En Canadá, cuando se estableció en 2016, estaba pensada para enfermos terminales, pero ahora representa el 4% de las muertes producidas en el país y la demandan pacientes crónicos o con dolencias que no son mortales. Desde que se solicita hasta que se practica transcurren solo dos semanas.

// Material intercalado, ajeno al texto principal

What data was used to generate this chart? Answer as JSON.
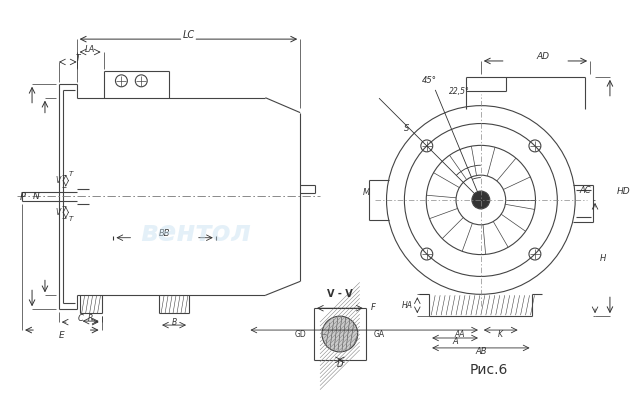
{
  "bg_color": "#ffffff",
  "line_color": "#444444",
  "dim_color": "#333333",
  "fig_width": 6.4,
  "fig_height": 3.93,
  "caption": "Рис.6",
  "section_label": "V - V",
  "watermark": "вентол"
}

Es una lástima que la cultura popular esté tan mediatizada ideológicamente y libros, películas y series nos muestren una imagen poco fidedigna y verosímil. Por otra parte, haríamos bien en reflexionar acerca de lo que somos, de cuánto necesitamos que los demás nos comprendan y de que desear el bien del prójimo no implica violentar su autonomía. Somos seres relacionales y requerimos de los otros para encontrar el sentido de la vida. Y de la muerte.